Why quality is everything
The best dashboard over bad data is worse than no dashboard: it gives false confidence. Ensuring quality before analyzing is not perfectionism — it is the difference between deciding based on reality or on well-presented fiction.

The six dimensions of quality
- Accuracy: does the data reflect reality? A correct address, a correct value.
- Completeness: no essential fields or records are missing.
- Consistency: the same data matches across systems (total sales is the same everywhere).
- Timeliness: the data is recent enough for the decision it supports.
- Uniqueness: no duplicates inflating counts (the same customer only once).
- Validity: the data respects expected rules (a date is a date, an email has email format).
Measure to improve
You cannot manage what you do not measure. Defining simple rules per dimension — "0% invalid emails", "under 1% duplicates" — and monitoring them makes quality visible. When an indicator worsens, you attack the cause before it contaminates reports.
Quality starts at the source
Fixing data at the end of the pipeline is patching; the ideal is preventing the error at entry — form validations, rules in the source system, clear owners for each dataset. The earlier a problem is caught, the cheaper it is to fix.

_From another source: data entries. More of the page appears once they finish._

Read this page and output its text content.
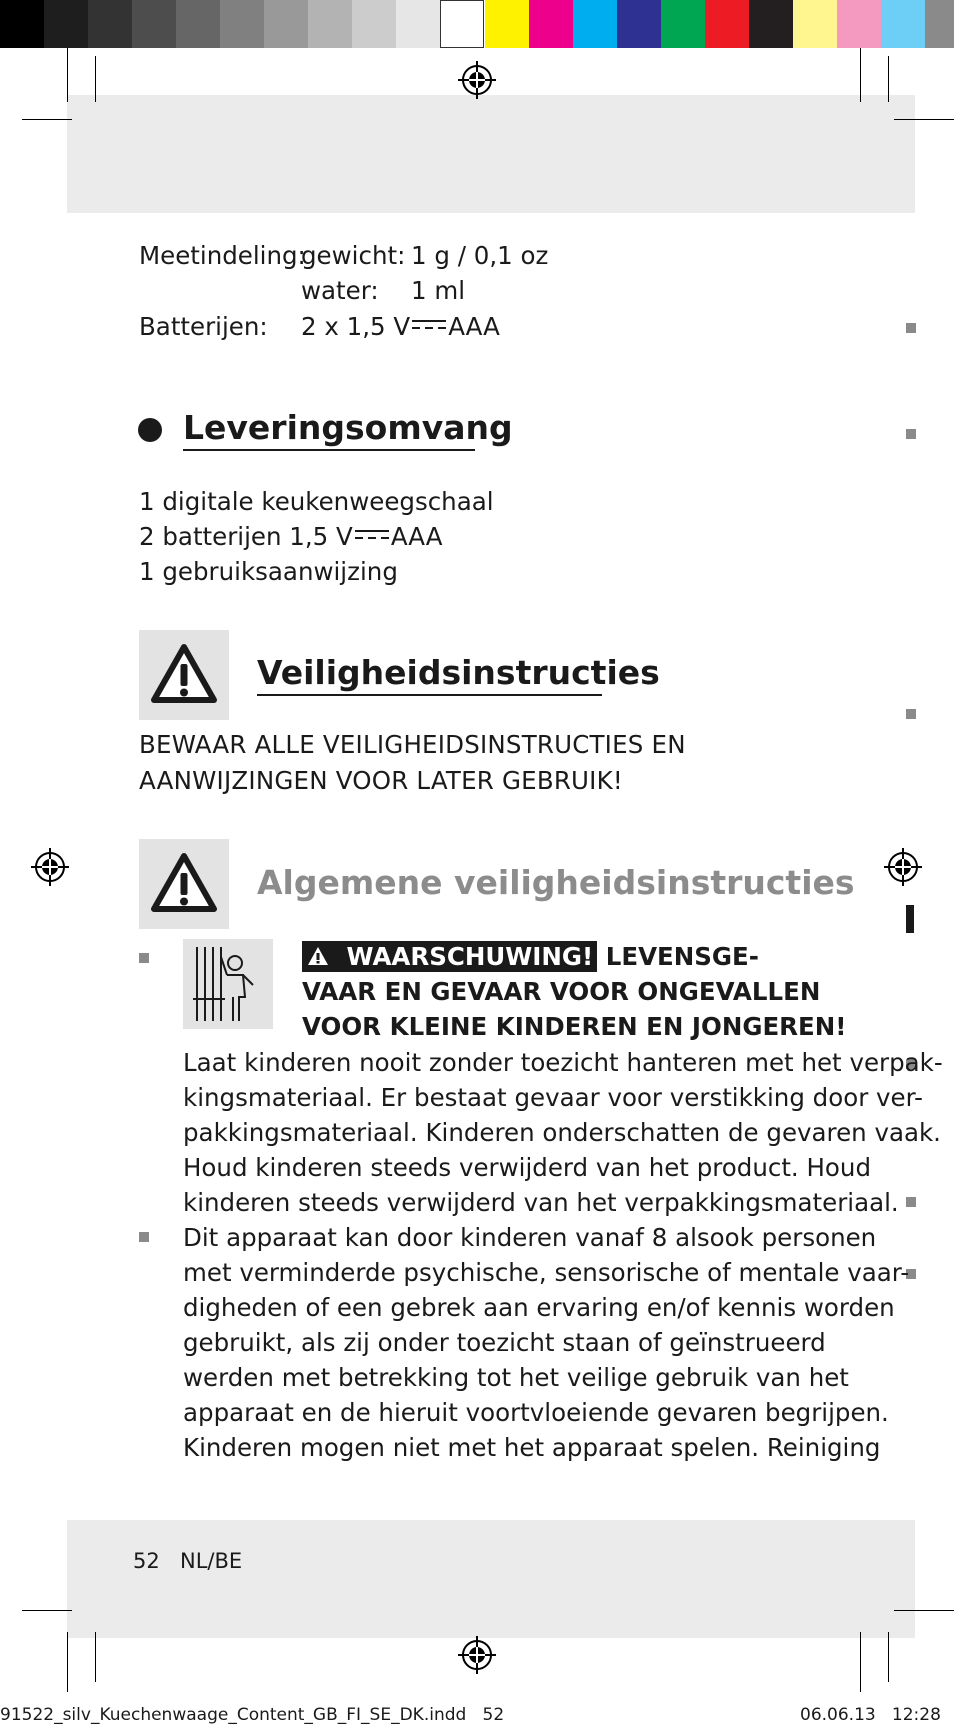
Meetindeling:
gewicht: 1 g / 0,1 oz
water: 1 ml
Batterijen: 2 x 1,5 V AAA
Leveringsomvang
1 digitale keukenweegschaal
2 batterijen 1,5 V AAA
1 gebruiksaanwijzing
Veiligheidsinstructies
BEWAAR ALLE VEILIGHEIDSINSTRUCTIES EN
AANWIJZINGEN VOOR LATER GEBRUIK!
Algemene veiligheidsinstructies
WAARSCHUWING! LEVENSGE-
VAAR EN GEVAAR VOOR ONGEVALLEN
VOOR KLEINE KINDEREN EN JONGEREN!
Laat kinderen nooit zonder toezicht hanteren met het verpak-
kingsmateriaal. Er bestaat gevaar voor verstikking door ver-
pakkingsmateriaal. Kinderen onderschatten de gevaren vaak.
Houd kinderen steeds verwijderd van het product. Houd
kinderen steeds verwijderd van het verpakkingsmateriaal.
Dit apparaat kan door kinderen vanaf 8 alsook personen
met verminderde psychische, sensorische of mentale vaar-
digheden of een gebrek aan ervaring en/of kennis worden
gebruikt, als zij onder toezicht staan of geïnstrueerd
werden met betrekking tot het veilige gebruik van het
apparaat en de hieruit voortvloeiende gevaren begrijpen.
Kinderen mogen niet met het apparaat spelen. Reiniging
52 NL/BE
91522_silv_Kuechenwaage_Content_GB_FI_SE_DK.indd   52	06.06.13   12:28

It is also a matter of culture
Data quality is not only technology: it is everyone understanding that the data they enter feeds decisions. When each person treats data as a shared asset, quality rises naturally and sustainably.
In practice
Pick the dataset that most feeds your decisions and assess it against the six dimensions. Where does it fail? Start there. Trustworthy data is earned, not assumed. When did you last check the quality of the data behind your reports?